Along with their swords and the otters’ bows his duar rested in the pile alongside the guard, who sat bored and cross-legged in the middle of the tent. Hoodless, he leaned back against the tent’s centerpole, cleaning his claws with the point of a stiletto while sparing them only the occasional cursory glance. It was extremely frustrating. Ungagged, Squill and Neena could rap all they wished, but without the unique accompaniment of the duar their efforts would come to naught. He tried working his wrists against one another and had about as much success as he expected, which was to say none.

As the night progressed, the steady stream of complaints from the two otters began to slow. There being nothing else to do, they tried spellsinging anyway, producing such a stream of rhymed invective that it seemed certain the guard would respond. Save for an occasional tolerant smile he utterly ignored them, refusing to be provoked by Squill’s inflammatory prose. Why should he be, Buncan thought, when all six of them would be so much ground meal by this time tomorrow?

So bored was the meerkat that from time to time he actually dozed off, only to snap awake again after a slumber of several minutes. It was a promising development they could take advantage of only in their imaginations.

With the onset of nightfall a steady, polyphonic chanting had begun deep within the village. It was accompanied by small drums, finger cymbals, and rattling gourds. Some sort of formal invocation, Buncan mused, to whatever gods of the soil required musical propitiation. Though it was now past midnight, there had been no letup in the droning concert . . .

When it terminated, he suspected, so would he and his friends. He wondered how long it took to drain a body of blood.

A glance through the open portal revealed no sign of emerging daylight, though he could only guess at the actual hour. Jon-Tom had brought back from the Otherworld a device he called a watch, though Buncan couldn’t understand why it wasn’t called a time. It was a portable clock. Half of him wished the gadget was presently encircling his wrist so he could know the exact hour, while his other half wanted to remain ignorant. Morning would come soon enough.
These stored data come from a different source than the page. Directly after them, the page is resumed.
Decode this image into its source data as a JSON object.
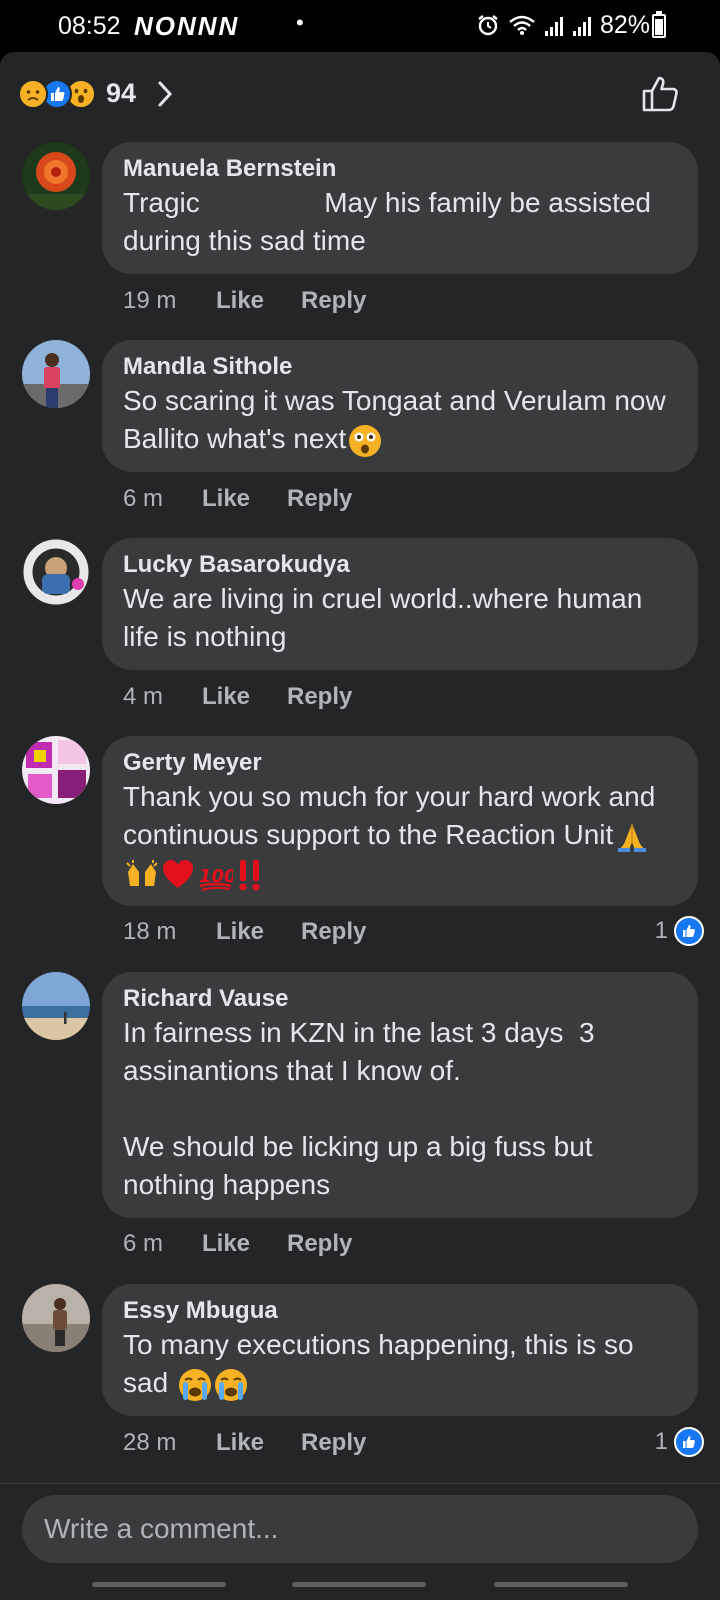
{
  "status_bar": {
    "time": "08:52",
    "notification_icons": "NONNN",
    "dot": "•",
    "battery": "82%"
  },
  "header": {
    "reaction_count": "94",
    "reactions": [
      "sad",
      "like",
      "wow"
    ]
  },
  "comments": [
    {
      "author": "Manuela Bernstein",
      "text": "Tragic                May his family be assisted during this sad time",
      "time": "19 m",
      "like_label": "Like",
      "reply_label": "Reply",
      "likes": ""
    },
    {
      "author": "Mandla Sithole",
      "text": "So scaring it was Tongaat and Verulam now Ballito what's next",
      "time": "6 m",
      "like_label": "Like",
      "reply_label": "Reply",
      "likes": "",
      "emoji": [
        "wow"
      ]
    },
    {
      "author": "Lucky Basarokudya",
      "text": "We are living in cruel world..where human life is nothing",
      "time": "4 m",
      "like_label": "Like",
      "reply_label": "Reply",
      "likes": ""
    },
    {
      "author": "Gerty Meyer",
      "text": "Thank you so much for your hard work and continuous support to the Reaction Unit",
      "time": "18 m",
      "like_label": "Like",
      "reply_label": "Reply",
      "likes": "1",
      "emoji": [
        "folded-hands",
        "raised-hands",
        "red-heart",
        "hundred-points",
        "double-exclamation"
      ]
    },
    {
      "author": "Richard Vause",
      "text": "In fairness in KZN in the last 3 days  3 assinantions that I know of.\n\nWe should be licking up a big fuss but nothing happens",
      "time": "6 m",
      "like_label": "Like",
      "reply_label": "Reply",
      "likes": ""
    },
    {
      "author": "Essy Mbugua",
      "text": "To many executions happening, this is so sad",
      "time": "28 m",
      "like_label": "Like",
      "reply_label": "Reply",
      "likes": "1",
      "emoji": [
        "crying-face",
        "crying-face"
      ]
    }
  ],
  "composer": {
    "placeholder": "Write a comment..."
  },
  "colors": {
    "background": "#242526",
    "bubble": "#3a3b3c",
    "text_primary": "#e4e6eb",
    "text_secondary": "#b0b3b8",
    "like_blue": "#1877f2"
  }
}
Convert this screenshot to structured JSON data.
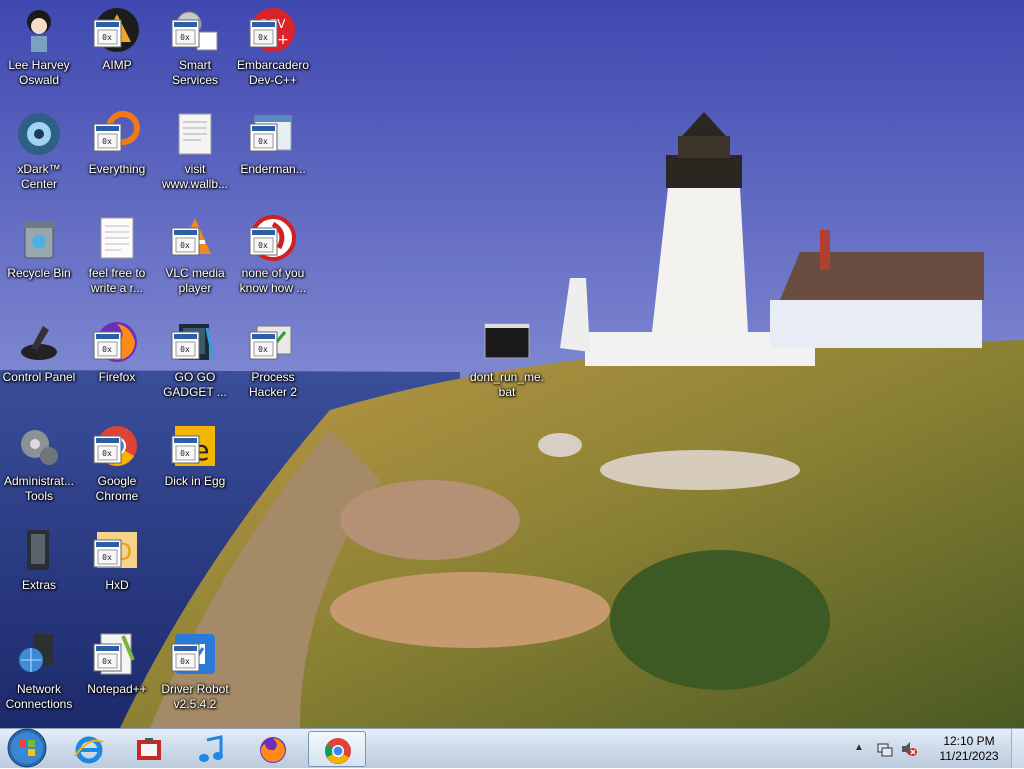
{
  "desktop": {
    "icons": [
      {
        "label": "Lee Harvey Oswald",
        "icon": "anime-character-icon"
      },
      {
        "label": "AIMP",
        "icon": "aimp-icon"
      },
      {
        "label": "Smart Services",
        "icon": "gears-icon"
      },
      {
        "label": "Embarcadero Dev-C++",
        "icon": "devcpp-icon"
      },
      {
        "label": "xDark™ Center",
        "icon": "xdark-icon"
      },
      {
        "label": "Everything",
        "icon": "everything-icon"
      },
      {
        "label": "visit www.wallb...",
        "icon": "document-icon"
      },
      {
        "label": "Enderman...",
        "icon": "app-window-icon"
      },
      {
        "label": "Recycle Bin",
        "icon": "recycle-bin-icon"
      },
      {
        "label": "feel free to write a r...",
        "icon": "text-file-icon"
      },
      {
        "label": "VLC media player",
        "icon": "vlc-icon"
      },
      {
        "label": "none of you know how ...",
        "icon": "red-circle-app-icon"
      },
      {
        "label": "Control Panel",
        "icon": "control-panel-icon"
      },
      {
        "label": "Firefox",
        "icon": "firefox-icon"
      },
      {
        "label": "GO GO GADGET ...",
        "icon": "gadget-icon"
      },
      {
        "label": "Process Hacker 2",
        "icon": "process-hacker-icon"
      },
      {
        "label": "dont_run_me.bat",
        "icon": "batch-file-icon"
      },
      {
        "label": "Administrat... Tools",
        "icon": "admin-tools-icon"
      },
      {
        "label": "Google Chrome",
        "icon": "chrome-icon"
      },
      {
        "label": "Dick in Egg",
        "icon": "e-app-icon"
      },
      {
        "label": "Extras",
        "icon": "extras-folder-icon"
      },
      {
        "label": "HxD",
        "icon": "hxd-icon"
      },
      {
        "label": "Network Connections",
        "icon": "network-icon"
      },
      {
        "label": "Notepad++",
        "icon": "notepadpp-icon"
      },
      {
        "label": "Driver Robot v2.5.4.2",
        "icon": "driver-robot-icon"
      }
    ]
  },
  "taskbar": {
    "pinned": [
      {
        "name": "internet-explorer",
        "icon": "ie-icon"
      },
      {
        "name": "media-center",
        "icon": "media-icon"
      },
      {
        "name": "itunes",
        "icon": "music-note-icon"
      },
      {
        "name": "firefox",
        "icon": "firefox-icon"
      },
      {
        "name": "chrome",
        "icon": "chrome-icon",
        "active": true
      }
    ],
    "clock": {
      "time": "12:10 PM",
      "date": "11/21/2023"
    }
  },
  "colors": {
    "sky_top": "#4a55b5",
    "sky_bottom": "#b8a0c8",
    "sea": "#2a3e8a",
    "grass": "#9c8a3a",
    "taskbar": "#cfdceb"
  }
}
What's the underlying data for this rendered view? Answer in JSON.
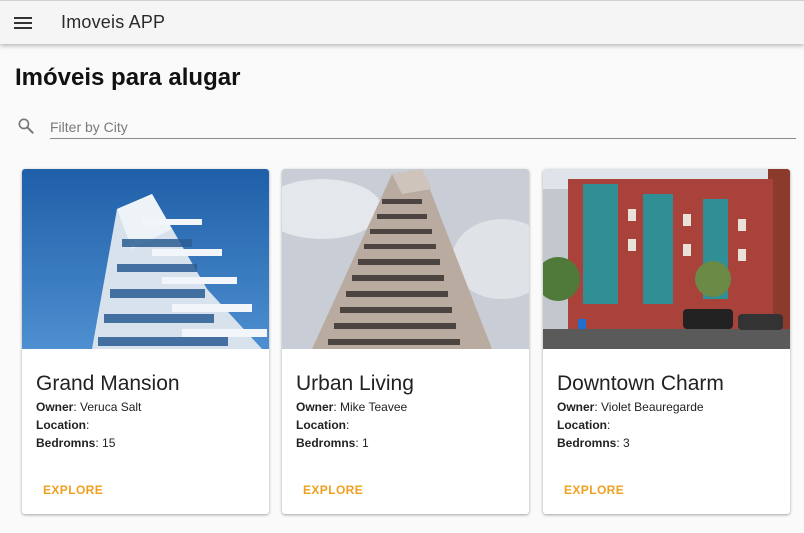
{
  "app": {
    "title": "Imoveis APP"
  },
  "page": {
    "title": "Imóveis para alugar"
  },
  "search": {
    "placeholder": "Filter by City",
    "value": ""
  },
  "labels": {
    "owner": "Owner",
    "location": "Location",
    "bedrooms": "Bedromns"
  },
  "properties": [
    {
      "name": "Grand Mansion",
      "owner": "Veruca Salt",
      "location": "",
      "bedrooms": "15",
      "action": "EXPLORE"
    },
    {
      "name": "Urban Living",
      "owner": "Mike Teavee",
      "location": "",
      "bedrooms": "1",
      "action": "EXPLORE"
    },
    {
      "name": "Downtown Charm",
      "owner": "Violet Beauregarde",
      "location": "",
      "bedrooms": "3",
      "action": "EXPLORE"
    }
  ],
  "colors": {
    "accent": "#f0a020",
    "appbar": "#f5f5f5",
    "background": "#fafafa"
  },
  "icons": {
    "menu": "menu-icon",
    "search": "search-icon"
  }
}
Sorry, Dad. Sorry, Mom. This isn’t how it was supposed to be. The world, he thought, could be very uncooperative.

Not the guard, though. He’d drifted off again, his head drooping onto his right shoulder. Buncan struggled mightily with his wrists and succeeded only in exhausting himself. If anything, the leather strands seemed to grow tighter, threatening to cut off the circulation to his hands. The otters were half asleep themselves, while Viz emitted soft whistling snores from the cross-pole from which he hung.